Sputnik’in başarısının ardından Sovyetler Birliği, giderek daha karmaşık hale gelen bir dizi görevi desteklemek için telemetri sistemlerini geliştirmeye devam etmiştir. Bunlar arasında, 1961’de Yuri Gagarin’in Vostok 1’de gerçekleştirdiği ve hayati belirtileri ve uzay aracının durumunu Dünya’ya ileten ilk insanlı uzay uçuşu da vardır. Sergei Korolev’in rehberliğinde geliştirilen Sovyet telemetri sistemleri, kozmonotların sağlıklarını izlemek ve Luna, Vostok ve Soyuz gibi görevlerin başarısını sağlamak için önemli olmuştur.

25 Mayıs 1961’de Başkan John F. Kennedy ortak bir Kongre oturumunda konuşmuş ve ABD’nin “bu on yıl bitmeden, Ay’a bir adam indirip onu güvenli bir şekilde Dünya’ya geri getirme hedefini gerçekleştirmeye kendini adaması gerektiğini” söylemiştir. Sonraki birkaç yıl boyunca bu hedefi defalarca yinelemiş, hatta SSCB ile ortak bir operasyon yapmayı bile teklif etmiş, ancak sonuçta her iki ülke de tek başına hareket etmiştir.

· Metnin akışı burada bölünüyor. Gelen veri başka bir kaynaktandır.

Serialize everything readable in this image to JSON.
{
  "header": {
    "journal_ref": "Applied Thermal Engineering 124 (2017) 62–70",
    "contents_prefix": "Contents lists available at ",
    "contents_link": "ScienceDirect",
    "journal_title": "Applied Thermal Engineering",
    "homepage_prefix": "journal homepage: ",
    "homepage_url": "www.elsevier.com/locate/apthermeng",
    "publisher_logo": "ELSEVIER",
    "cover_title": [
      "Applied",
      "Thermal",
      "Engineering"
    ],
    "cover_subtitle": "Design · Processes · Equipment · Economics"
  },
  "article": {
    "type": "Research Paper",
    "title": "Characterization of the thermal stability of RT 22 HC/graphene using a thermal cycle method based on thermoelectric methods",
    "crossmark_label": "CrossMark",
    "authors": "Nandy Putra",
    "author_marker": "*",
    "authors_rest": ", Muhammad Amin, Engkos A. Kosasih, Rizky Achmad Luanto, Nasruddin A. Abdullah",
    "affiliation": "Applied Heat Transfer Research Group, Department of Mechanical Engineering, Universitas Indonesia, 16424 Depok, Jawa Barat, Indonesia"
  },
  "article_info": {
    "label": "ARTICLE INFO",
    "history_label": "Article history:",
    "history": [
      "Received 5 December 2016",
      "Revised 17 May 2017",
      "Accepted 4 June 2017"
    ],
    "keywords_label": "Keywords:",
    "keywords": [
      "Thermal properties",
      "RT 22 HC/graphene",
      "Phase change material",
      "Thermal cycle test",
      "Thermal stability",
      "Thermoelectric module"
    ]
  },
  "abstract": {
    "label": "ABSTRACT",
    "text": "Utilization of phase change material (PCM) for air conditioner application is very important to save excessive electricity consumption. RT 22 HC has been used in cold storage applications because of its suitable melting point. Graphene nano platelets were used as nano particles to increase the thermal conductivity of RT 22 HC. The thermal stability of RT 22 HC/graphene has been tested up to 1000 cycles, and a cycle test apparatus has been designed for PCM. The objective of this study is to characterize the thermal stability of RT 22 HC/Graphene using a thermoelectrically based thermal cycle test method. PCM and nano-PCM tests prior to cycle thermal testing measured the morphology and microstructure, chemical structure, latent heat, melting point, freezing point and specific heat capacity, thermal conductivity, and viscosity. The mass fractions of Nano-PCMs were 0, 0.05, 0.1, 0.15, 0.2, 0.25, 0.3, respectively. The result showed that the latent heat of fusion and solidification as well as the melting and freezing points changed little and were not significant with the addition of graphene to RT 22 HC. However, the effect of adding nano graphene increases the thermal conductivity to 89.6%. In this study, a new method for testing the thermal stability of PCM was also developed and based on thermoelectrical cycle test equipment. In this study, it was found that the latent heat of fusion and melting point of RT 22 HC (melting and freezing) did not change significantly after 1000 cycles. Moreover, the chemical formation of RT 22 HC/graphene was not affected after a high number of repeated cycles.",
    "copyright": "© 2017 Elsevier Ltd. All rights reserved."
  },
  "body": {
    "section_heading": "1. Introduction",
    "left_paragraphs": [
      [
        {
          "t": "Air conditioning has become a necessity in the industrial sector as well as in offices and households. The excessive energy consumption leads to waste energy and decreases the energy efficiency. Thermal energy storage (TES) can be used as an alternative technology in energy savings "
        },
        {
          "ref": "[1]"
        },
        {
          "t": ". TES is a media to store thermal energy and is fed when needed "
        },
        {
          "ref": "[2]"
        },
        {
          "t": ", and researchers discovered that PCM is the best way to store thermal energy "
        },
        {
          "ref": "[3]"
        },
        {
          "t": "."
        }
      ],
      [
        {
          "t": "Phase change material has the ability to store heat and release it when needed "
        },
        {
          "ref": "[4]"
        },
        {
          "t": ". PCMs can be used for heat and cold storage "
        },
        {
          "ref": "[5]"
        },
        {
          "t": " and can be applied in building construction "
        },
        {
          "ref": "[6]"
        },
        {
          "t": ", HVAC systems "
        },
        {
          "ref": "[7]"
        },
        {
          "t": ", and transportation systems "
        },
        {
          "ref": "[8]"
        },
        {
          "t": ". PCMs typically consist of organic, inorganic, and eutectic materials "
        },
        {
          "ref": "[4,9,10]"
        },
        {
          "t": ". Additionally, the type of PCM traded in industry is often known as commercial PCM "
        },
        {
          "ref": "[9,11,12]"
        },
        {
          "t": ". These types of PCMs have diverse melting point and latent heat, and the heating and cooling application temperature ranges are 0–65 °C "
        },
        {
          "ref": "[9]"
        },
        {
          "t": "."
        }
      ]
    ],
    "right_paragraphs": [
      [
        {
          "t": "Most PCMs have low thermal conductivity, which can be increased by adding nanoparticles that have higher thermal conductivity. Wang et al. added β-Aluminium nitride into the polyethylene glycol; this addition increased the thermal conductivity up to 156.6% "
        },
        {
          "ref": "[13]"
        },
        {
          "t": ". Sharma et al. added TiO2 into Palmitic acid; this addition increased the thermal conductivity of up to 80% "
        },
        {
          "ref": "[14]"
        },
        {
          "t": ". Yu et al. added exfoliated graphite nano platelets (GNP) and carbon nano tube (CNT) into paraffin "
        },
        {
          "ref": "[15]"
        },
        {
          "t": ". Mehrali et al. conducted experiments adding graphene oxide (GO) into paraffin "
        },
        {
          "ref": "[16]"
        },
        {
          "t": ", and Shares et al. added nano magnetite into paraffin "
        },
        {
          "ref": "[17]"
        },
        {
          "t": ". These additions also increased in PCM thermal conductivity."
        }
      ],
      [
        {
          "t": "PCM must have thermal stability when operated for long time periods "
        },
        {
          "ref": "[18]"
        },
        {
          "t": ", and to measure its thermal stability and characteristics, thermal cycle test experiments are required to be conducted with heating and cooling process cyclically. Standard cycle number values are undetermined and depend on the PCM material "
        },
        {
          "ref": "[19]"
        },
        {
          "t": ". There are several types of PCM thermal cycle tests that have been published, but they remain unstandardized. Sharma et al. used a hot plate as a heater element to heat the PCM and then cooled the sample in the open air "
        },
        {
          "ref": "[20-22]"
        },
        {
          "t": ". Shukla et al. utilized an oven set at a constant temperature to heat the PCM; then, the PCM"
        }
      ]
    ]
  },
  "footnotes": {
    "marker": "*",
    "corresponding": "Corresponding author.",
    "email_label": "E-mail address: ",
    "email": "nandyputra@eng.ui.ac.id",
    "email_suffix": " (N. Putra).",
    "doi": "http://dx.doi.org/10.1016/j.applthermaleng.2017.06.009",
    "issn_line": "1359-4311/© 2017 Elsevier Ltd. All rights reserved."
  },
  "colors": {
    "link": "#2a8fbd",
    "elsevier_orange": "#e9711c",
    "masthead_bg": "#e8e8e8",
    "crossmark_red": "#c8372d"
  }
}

1961’de ABD Başkanı John F. Kennedy, Kongre’nin ortak oturumunda aya insan indirme niyetini açıklamıştır.
(Fotoğraf NASA, Wikimedia Commons aracılığıyla)

Apollo Programı

Amerika Birleşik Devletleri’nde, NASA’nın Apollo programı telemetri alanında önemli bir sıçramayı temsil etmiştir. Apollo misyonları, özellikle 1969’da ilk insanları Ay’a indiren Apollo 11, uzay aracı sistemlerini, astronot sağlığını ve çevre koşullarını izlemek için büyük ölçüde telemetriye dayanmıştır. Raytheon’un Apollo Programı’ndaki çalışmaları ayrıca telemetriyi uzay keşfiyle bütünleştirmeye yardımcı olmuştur.

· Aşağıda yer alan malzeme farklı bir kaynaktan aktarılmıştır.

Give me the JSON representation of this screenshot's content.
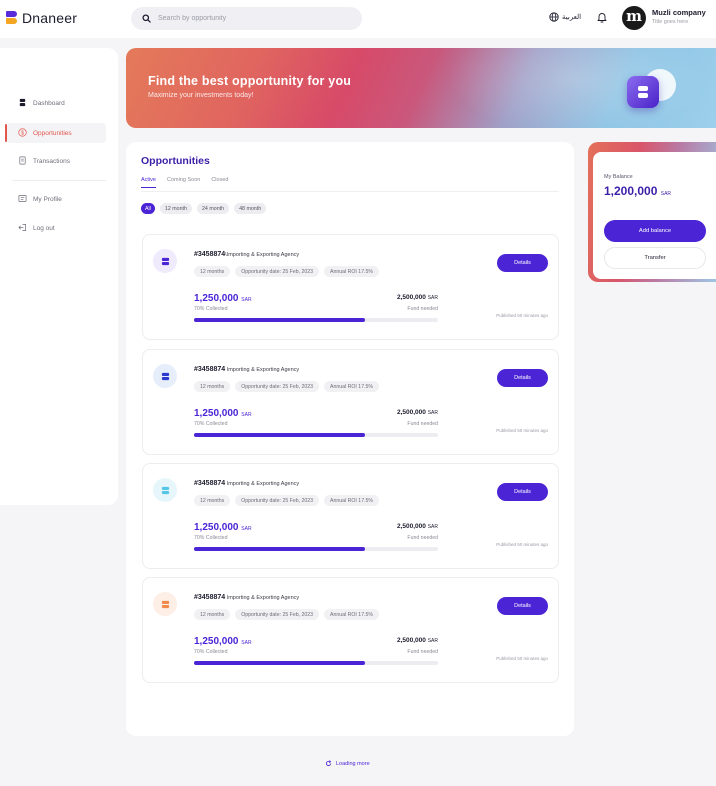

Görev Kontrolü ve Telemetri

NASA’nın Houston’daki Görev Kontrol Merkezi, telemetri verilerinin sürekli olarak alındığı ve analiz edildiği Apollo görevlerinin sinir merkezi haline gelmiştir. Mühendisler, uzay aracının yörüngesini izlemek, yaşam destek sistemlerini izlemek ve tüm uzay aracı bileşenlerinin doğru şekilde çalıştığından emin olmak için telemetri kullanmışlardır. Telemetri verileri, güneş sistemi boyunca uzay aracıyla iletişimi sürdürmek için tasarlanmış dünya çapında bir anten sistemi olan Derin Uzay Ağı (DSN) aracılığıyla iletilmiştir.

Şirketler ve Yenilikçiler

RCA ve Collins Radio gibi şirketler Apollo’da kullanılan telemetri sistemlerinin geliştirilmesinde etkili olmuştur. RCA yer tabanlı alıcı ekipmanlarını sağlarken, Collins Radio (şimdi Rockwell Collins’in bir parçası) gemideki iletişim sistemlerini sağlamıştır.

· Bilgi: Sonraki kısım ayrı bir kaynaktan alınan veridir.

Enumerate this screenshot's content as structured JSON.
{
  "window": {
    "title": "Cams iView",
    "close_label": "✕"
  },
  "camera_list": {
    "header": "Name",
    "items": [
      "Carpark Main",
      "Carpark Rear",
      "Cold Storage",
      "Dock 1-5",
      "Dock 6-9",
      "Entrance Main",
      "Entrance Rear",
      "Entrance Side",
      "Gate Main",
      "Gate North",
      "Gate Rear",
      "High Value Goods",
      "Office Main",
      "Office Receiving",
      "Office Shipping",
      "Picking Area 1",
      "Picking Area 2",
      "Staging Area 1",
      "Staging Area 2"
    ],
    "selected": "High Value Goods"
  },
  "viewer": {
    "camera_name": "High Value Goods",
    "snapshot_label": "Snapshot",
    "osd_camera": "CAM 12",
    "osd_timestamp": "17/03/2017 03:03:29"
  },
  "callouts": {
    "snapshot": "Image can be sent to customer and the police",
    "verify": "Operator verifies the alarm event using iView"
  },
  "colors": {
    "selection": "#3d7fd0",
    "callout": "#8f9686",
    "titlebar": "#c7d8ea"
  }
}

Apollo Komuta ve Hizmet Modüllerinin ana yüklenicisi olan North American Aviation, verileri Dünya’ya ileten yerleşik telemetri sistemlerinin geliştirilmesinde de önemli bir rol oynamıştır.

Telemetri verileri, Teksas’taki Johnson Uzay Merkezi ve Florida’daki Kennedy Uzay Merkezi gibi NASA tesislerine yönlendirilmiştir. Verileri IBM (International Business Machines), DEC (Digital Equipment Corporation), Univac ve CDC (Control Data Corporation) bilgisayarlarını kullanarak işlemişlerdir. Arşivleme ve tekrar oynatma amaçları için Ampex ve Honeywell gibi şirketlerin FM teyp kayıt cihazlarında saklamışlardır.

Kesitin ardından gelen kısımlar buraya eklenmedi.